Questeq customer, Cornell School District and their elementary third graders had a very special visit with children’s author, Megan McDonald on May 3rd. With the support of Candlewick Press, Questeq, and several other partner organizations, the best-selling author was available to speak to students and sign books in their classrooms.
Ms. McDonald, 58, has 35 million books in print, including the popular Judy Moody franchise. She also has written the Julie Albright series of American Girl books, as well as dozens of others.
A longtime California resident, she returned to her roots in Pittsburgh’s North Hills area. Following the program at Cornell Elementary, Megan also spoke with patrons at the Northland Public Library in McCandless, where she once worked as a teenager.
Megan’s program at Cornell was webcast to include students and patrons across the globe. An estimated 40,000 students in over 500 classrooms participated in the video conference program hosted at Cornell Elementary, with live questions from students in Minnesota, Florida, Kentucky, Alaska, and Vancouver. The Cornell third graders were on the edges of their seats and as they left their classroom that Wednesday, several proclaimed, “Best day ever.“
Books were central to Ms. McDonald and her four older sisters. Her father, an ironworker who worked on the Fort Duquesne and Andy Warhol bridges, dropped out of school at 14 to help support his family after his father died. Books filled in for him where formal schooling left off.

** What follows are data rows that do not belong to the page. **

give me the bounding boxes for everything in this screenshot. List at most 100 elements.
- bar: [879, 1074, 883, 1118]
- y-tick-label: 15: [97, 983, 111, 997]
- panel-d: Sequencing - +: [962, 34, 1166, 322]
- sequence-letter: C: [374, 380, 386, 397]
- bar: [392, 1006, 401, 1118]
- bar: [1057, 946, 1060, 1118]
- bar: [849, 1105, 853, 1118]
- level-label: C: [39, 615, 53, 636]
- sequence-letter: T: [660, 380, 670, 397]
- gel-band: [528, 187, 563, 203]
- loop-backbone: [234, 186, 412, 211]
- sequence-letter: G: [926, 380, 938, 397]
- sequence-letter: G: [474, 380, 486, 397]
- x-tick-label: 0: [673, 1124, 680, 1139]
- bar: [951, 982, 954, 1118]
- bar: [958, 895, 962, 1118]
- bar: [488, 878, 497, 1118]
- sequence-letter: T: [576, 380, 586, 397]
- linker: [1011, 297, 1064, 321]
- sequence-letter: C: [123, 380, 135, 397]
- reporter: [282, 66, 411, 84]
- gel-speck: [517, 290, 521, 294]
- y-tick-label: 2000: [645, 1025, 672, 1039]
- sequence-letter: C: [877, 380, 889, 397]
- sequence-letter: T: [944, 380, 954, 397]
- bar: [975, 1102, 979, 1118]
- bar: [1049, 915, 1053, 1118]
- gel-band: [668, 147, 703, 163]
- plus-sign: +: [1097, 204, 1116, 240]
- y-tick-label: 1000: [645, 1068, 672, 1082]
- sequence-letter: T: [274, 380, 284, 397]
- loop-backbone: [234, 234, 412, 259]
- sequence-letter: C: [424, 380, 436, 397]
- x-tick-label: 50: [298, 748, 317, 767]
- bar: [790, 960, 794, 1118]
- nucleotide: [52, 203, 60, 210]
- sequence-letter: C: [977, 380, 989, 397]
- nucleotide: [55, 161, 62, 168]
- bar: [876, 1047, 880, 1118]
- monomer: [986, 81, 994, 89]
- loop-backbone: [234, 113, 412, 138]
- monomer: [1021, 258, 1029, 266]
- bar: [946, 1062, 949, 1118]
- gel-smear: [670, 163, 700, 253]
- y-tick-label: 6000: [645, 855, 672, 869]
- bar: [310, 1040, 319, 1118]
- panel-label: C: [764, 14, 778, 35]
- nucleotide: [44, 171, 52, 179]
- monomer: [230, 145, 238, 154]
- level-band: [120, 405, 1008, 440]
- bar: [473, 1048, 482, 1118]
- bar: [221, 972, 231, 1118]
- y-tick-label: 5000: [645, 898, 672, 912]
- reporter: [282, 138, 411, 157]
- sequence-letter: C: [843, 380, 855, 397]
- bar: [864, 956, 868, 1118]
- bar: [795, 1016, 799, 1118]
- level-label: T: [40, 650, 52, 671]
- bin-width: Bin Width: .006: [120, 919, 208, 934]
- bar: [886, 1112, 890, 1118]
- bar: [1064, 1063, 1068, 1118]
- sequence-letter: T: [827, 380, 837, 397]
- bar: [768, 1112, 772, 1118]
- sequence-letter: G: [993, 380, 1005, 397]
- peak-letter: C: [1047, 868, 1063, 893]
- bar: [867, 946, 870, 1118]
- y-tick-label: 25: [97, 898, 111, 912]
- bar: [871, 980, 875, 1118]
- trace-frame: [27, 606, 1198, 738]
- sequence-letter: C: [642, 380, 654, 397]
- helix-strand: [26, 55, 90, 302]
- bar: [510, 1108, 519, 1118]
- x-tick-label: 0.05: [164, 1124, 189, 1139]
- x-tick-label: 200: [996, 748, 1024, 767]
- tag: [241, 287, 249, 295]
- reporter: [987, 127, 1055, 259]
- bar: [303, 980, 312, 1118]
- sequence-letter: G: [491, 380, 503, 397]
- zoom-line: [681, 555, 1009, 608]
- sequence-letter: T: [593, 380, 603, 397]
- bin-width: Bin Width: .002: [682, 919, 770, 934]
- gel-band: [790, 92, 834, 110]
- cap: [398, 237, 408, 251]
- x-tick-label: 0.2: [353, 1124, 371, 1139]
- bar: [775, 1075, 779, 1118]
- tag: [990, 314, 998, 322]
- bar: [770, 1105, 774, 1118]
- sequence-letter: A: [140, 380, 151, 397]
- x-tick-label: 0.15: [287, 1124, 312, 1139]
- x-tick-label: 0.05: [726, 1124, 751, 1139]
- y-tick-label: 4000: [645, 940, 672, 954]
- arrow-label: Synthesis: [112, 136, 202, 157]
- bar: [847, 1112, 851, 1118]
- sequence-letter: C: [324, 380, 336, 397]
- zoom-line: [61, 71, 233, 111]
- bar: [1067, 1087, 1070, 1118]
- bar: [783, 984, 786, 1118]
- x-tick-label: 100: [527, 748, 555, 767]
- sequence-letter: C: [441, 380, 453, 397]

There was one rule in their house: no books at the dinner table. And when her father suspected that rule was being broken, the sisters knew the threat: “If I catch you reading, I’m going to tear out the last page and you’ll never know the ending.”
Other than the one prized hardback book each girl got for Christmas, their reading material came from weekly trips to the big green bookmobile that would visit the neighborhood from the Carnegie Library.
That experience set Ms. McDonald on route to becoming a children’s librarian and author. The author visit archive can be viewed at: https://kinber.njvid.net/show.php?pid=njcore:103551.
The program at Cornell Elementary was coordinated through Mr. Kris Hupp, Director of Technology & Instructional Innovation, Candlewick Press, Questeq, and KINBER, with the support of Stephanie Flom of Pittsburgh Arts and Lectures.
This is part of a series of classroom programs supported by Questeq.